Bush thanks party faithful

But president-elect renews vow to bring bipartisanship to capital

Presidential Inauguration

January 19, 2001|By David L. Greene | David L. Greene,SUN NATIONAL STAFF

WASHINGTON - Still vowing to bring bipartisanship to the nation's fractious capital, George W. Bush spent his first morning in Washington thanking the partisans who helped elect him.

"No single person deserves credit for the victory," the president-elect told the Republican National Committee at its winter meeting. "It took a lot of work."

Bush said his campaign message of "compassionate conservatism" had "set a new course" for the party and been crucial in winning the election.

"It's a philosophy that's generous and inclusive," he said. "It's a philosophy that understands our party must accept new faces and new voices in our ranks."

Bush seemed, at times, to be previewing tomorrow's inaugural address, which aides say will focus on themes of unity and healing. He said he wants "everybody to hear loud and clear that I'm going to be the president of everybody. Whether they voted for me or not, I'm their president."

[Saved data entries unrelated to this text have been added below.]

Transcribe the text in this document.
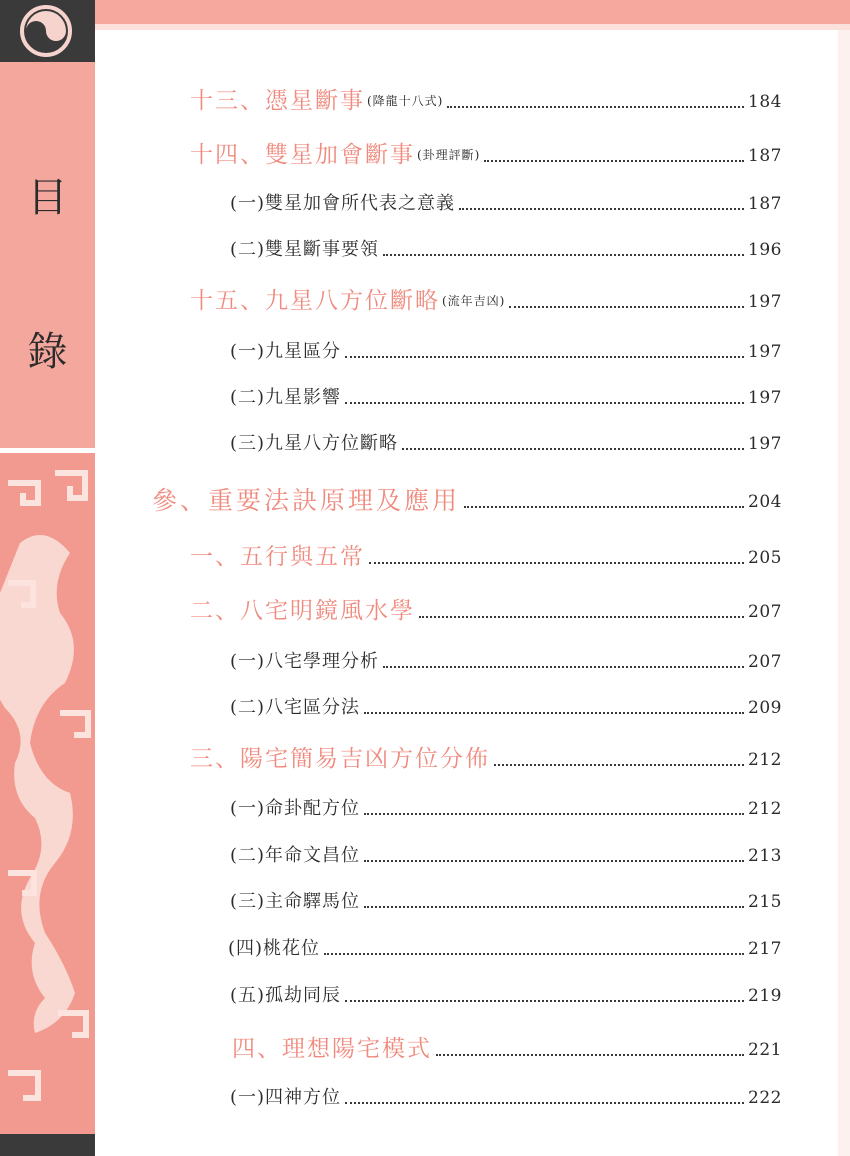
目
錄
十三、憑星斷事 (降龍十八式)	184
十四、雙星加會斷事 (卦理評斷)	187
(一)雙星加會所代表之意義	187
(二)雙星斷事要領	196
十五、九星八方位斷略 (流年吉凶)	197
(一)九星區分	197
(二)九星影響	197
(三)九星八方位斷略	197
參、重要法訣原理及應用	204
一、五行與五常	205
二、八宅明鏡風水學	207
(一)八宅學理分析	207
(二)八宅區分法	209
三、陽宅簡易吉凶方位分佈	212
(一)命卦配方位	212
(二)年命文昌位	213
(三)主命驛馬位	215
(四)桃花位	217
(五)孤劫同辰	219
四、理想陽宅模式	221
(一)四神方位	222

But he also played to the party faithful, who seemed almost desperate to do some celebrating after feeling robbed of the chance on Election Night.

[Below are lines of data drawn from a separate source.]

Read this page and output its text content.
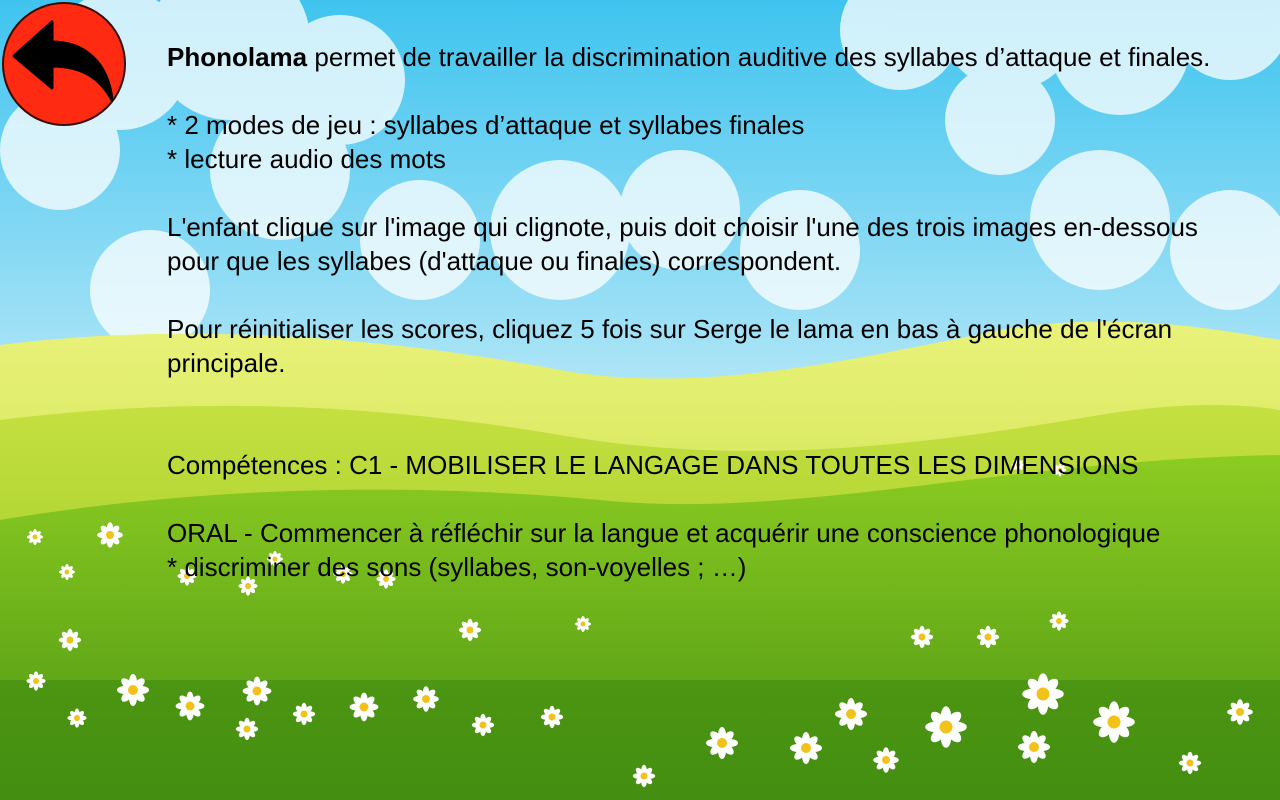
Phonolama permet de travailler la discrimination auditive des syllabes d’attaque et finales.

* 2 modes de jeu : syllabes d’attaque et syllabes finales

* lecture audio des mots

L'enfant clique sur l'image qui clignote, puis doit choisir l'une des trois images en-dessous pour que les syllabes (d'attaque ou finales) correspondent.

Pour réinitialiser les scores, cliquez 5 fois sur Serge le lama en bas à gauche de l'écran principale.

Compétences : C1 - MOBILISER LE LANGAGE DANS TOUTES LES DIMENSIONS

ORAL - Commencer à réfléchir sur la langue et acquérir une conscience phonologique

* discriminer des sons (syllabes, son-voyelles ; …)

With his appearance triggering something akin to a pep rally, Bush singled out leaders from states crucial in his election, such as New Hampshire and West Virginia, and drew raucous applause when he mentioned Florida.

Bush went on to praise the RNC for electing a fellow governor, James S. Gilmore III of Virginia, to be its new chairman, even though it rubber-stamped the man he tapped for the job.

"Governors have been the strength of the Republican Party," said Bush, scanning the state delegations before him. "For those of you who don't have a Republican governor, get one."

His blend of unifying words and partisanship seemed to underscore the position in which the incoming administration finds itself, facing competing pressures on how to behave as inauguration festivities begin.

Some Democrats have said they hope the Republicans refrain from gloating, because many black voters feel disfranchised by the election and many people are angry about the handling of vote recounts in Florida.

But the GOP faithful - judging from yesterday's event - seem on the brink of exploding with emotion as they prepare to take over the White House and both houses of Congress for the first time in nearly a half-century. They seemed especially exuberant every time Bush went from soft-spoken conciliator to fiery party leader.

"There's just a bubbling inside the party," said Michael Steele, the Maryland state party chairman. "It's like delayed gratification. We didn't get a chance to celebrate Election Night. Now, here we are. We've won."

He said that Bush, perhaps because his appearance drew only a handful of reporters, was able to "let his hair down a little."

"It wasn't harsh partisanship," Steele said. "But he's pleased to be among Republicans. It's a great way to start his presidency."

Bush used yesterday's appearance, which came before he dashed off to opening inaugural ceremonies in the afternoon, to promote his political agenda. He called his proposed 10-year, $1.6 trillion tax cut "unabashedly, unashamedly" a priority for soon after he takes office.

"We must remember who pays the bills," Bush said.

His chief political strategist, Karl Rove, spoke to party loyalists, previewing a plan to help Bush win more states - such as Minnesota, Maine and Washington - if he runs for re-election in 2004.

"We need to start thinking about it now," Rove said.